If you can find those people, you will have the best chance of success. I know for a fact that those people are at Randori, and that’s not something I can say about anywhere else. I know because I heard these same people – in 2013 – talk about what the market would be saying in 2016 (“most companies will understand that they are under constant attack”), and in 2020 (“most companies will accept that they are living in a constant state of compromise”).
We didn’t all still work together when I saw their words proven right. Some of them had already left to start building what is needed today; to build what the most forward-thinking of security practitioners know they need today: Continuous validation of the efficacy of their security posture.
The angst and paranoia that all of us in security live with every minute of every day stems from the fact that, at the end of the day, all of our plans boil down to this simple formula:
- Do everything you can to prevent the bad guys from getting a foothold
- Prepare for what you will do when they get a foothold, because
- They’re eventually going to get a foothold.
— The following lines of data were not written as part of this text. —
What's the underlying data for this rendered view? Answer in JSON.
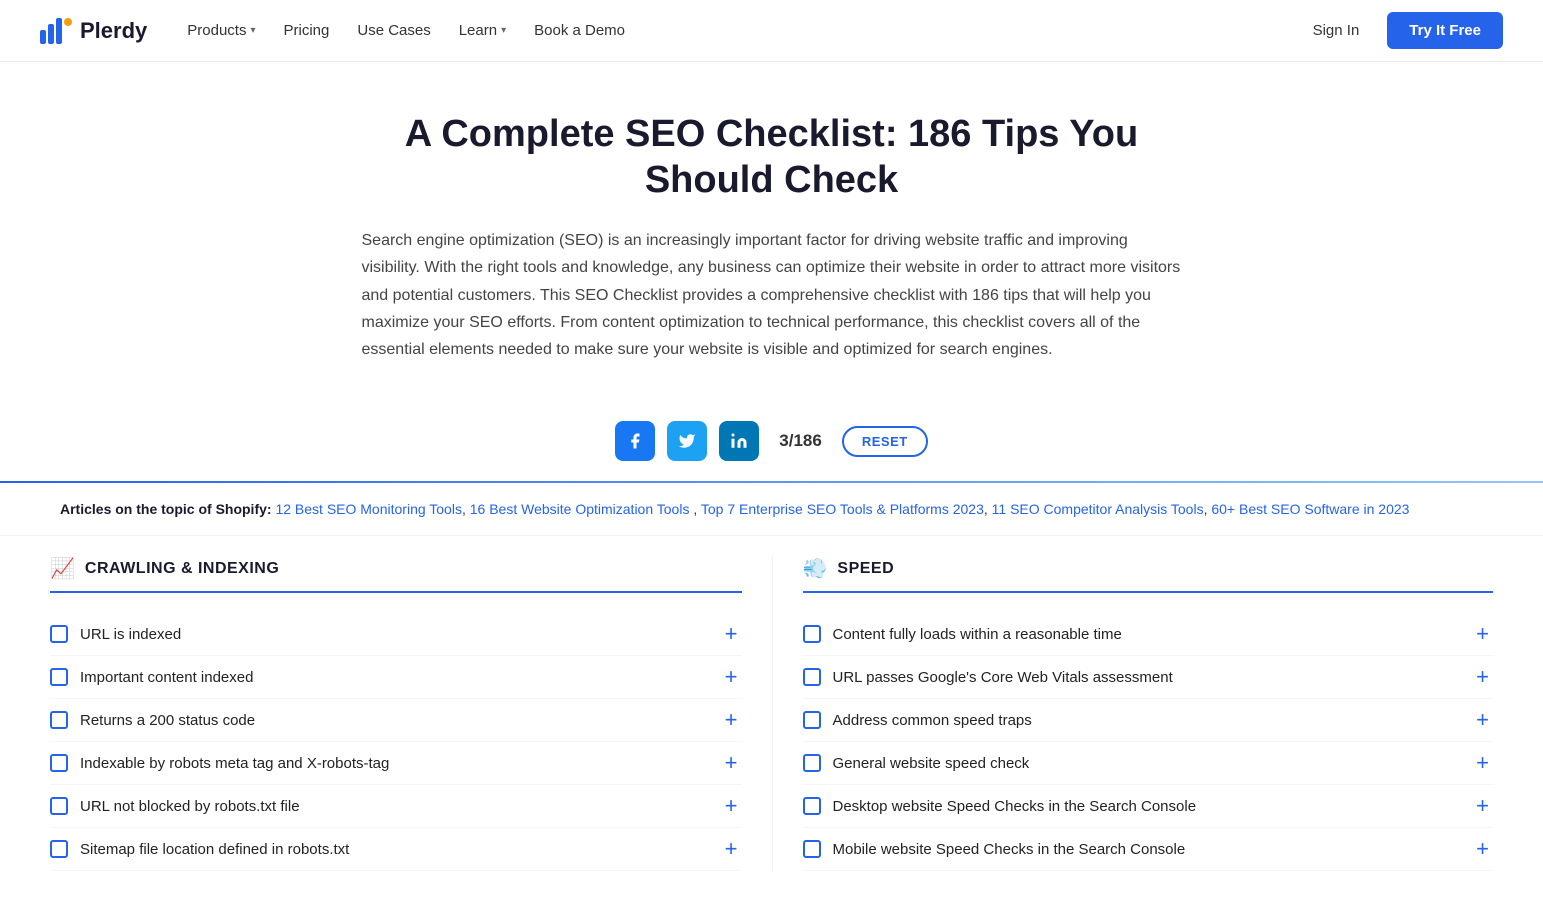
{
  "navbar": {
    "logo_text": "Plerdy",
    "nav_items": [
      {
        "label": "Products",
        "has_chevron": true
      },
      {
        "label": "Pricing",
        "has_chevron": false
      },
      {
        "label": "Use Cases",
        "has_chevron": false
      },
      {
        "label": "Learn",
        "has_chevron": true
      },
      {
        "label": "Book a Demo",
        "has_chevron": false
      }
    ],
    "sign_in": "Sign In",
    "try_free": "Try It Free"
  },
  "hero": {
    "title": "A Complete SEO Checklist: 186 Tips You Should Check",
    "description": "Search engine optimization (SEO) is an increasingly important factor for driving website traffic and improving visibility. With the right tools and knowledge, any business can optimize their website in order to attract more visitors and potential customers. This SEO Checklist provides a comprehensive checklist with 186 tips that will help you maximize your SEO efforts. From content optimization to technical performance, this checklist covers all of the essential elements needed to make sure your website is visible and optimized for search engines."
  },
  "social": {
    "counter": "3/186",
    "reset_label": "RESET"
  },
  "articles": {
    "prefix": "Articles on the topic of Shopify:",
    "links": [
      "12 Best SEO Monitoring Tools",
      "16 Best Website Optimization Tools",
      "Top 7 Enterprise SEO Tools & Platforms 2023",
      "11 SEO Competitor Analysis Tools",
      "60+ Best SEO Software in 2023"
    ]
  },
  "crawling_section": {
    "icon": "📈",
    "title": "CRAWLING & INDEXING",
    "items": [
      "URL is indexed",
      "Important content indexed",
      "Returns a 200 status code",
      "Indexable by robots meta tag and X-robots-tag",
      "URL not blocked by robots.txt file",
      "Sitemap file location defined in robots.txt"
    ]
  },
  "speed_section": {
    "icon": "💨",
    "title": "SPEED",
    "items": [
      "Content fully loads within a reasonable time",
      "URL passes Google's Core Web Vitals assessment",
      "Address common speed traps",
      "General website speed check",
      "Desktop website Speed Checks in the Search Console",
      "Mobile website Speed Checks in the Search Console"
    ]
  }
}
There is sort of an unspoken 4, which is:
4. Hope it’s not today
Not ironically, for over 8 years I have consistently said, to anyone who would listen: “Hope is not a strategy.”
So despite us all doing everything we can to prevent the inevitable, and everything we can to prepare for the inevitable, no one (or very few, now) has the peace of mind of living in a perpetual state of knowing that as of a few minutes ago, the inevitable hadn’t happened yet.
Randori are the hackers+developers that work for you, continually pressing on the foundations and fortifications of your environment to find the soft squishy spots that can be leveraged to bypass your defenses and take ownership of your assets and IP. Randori continually validates the effectiveness of your security posture by thinking and acting the same way nation-states, criminal enterprises, & hacktivists alike do; we do it using the same tools & the same techniques. But WE do it because YOU asked us to.
If we have come to the point where we have accepted that compromise is inevitable, doesn’t it stand to reason that we have come to the point where we should be investing in knowing whether the inevitable has happened? And if not, shouldn’t we know how likely it is to happen, and what we can do about it?
I believe we have, and I believe we will all believe that soon. That’s why I’m at Randori.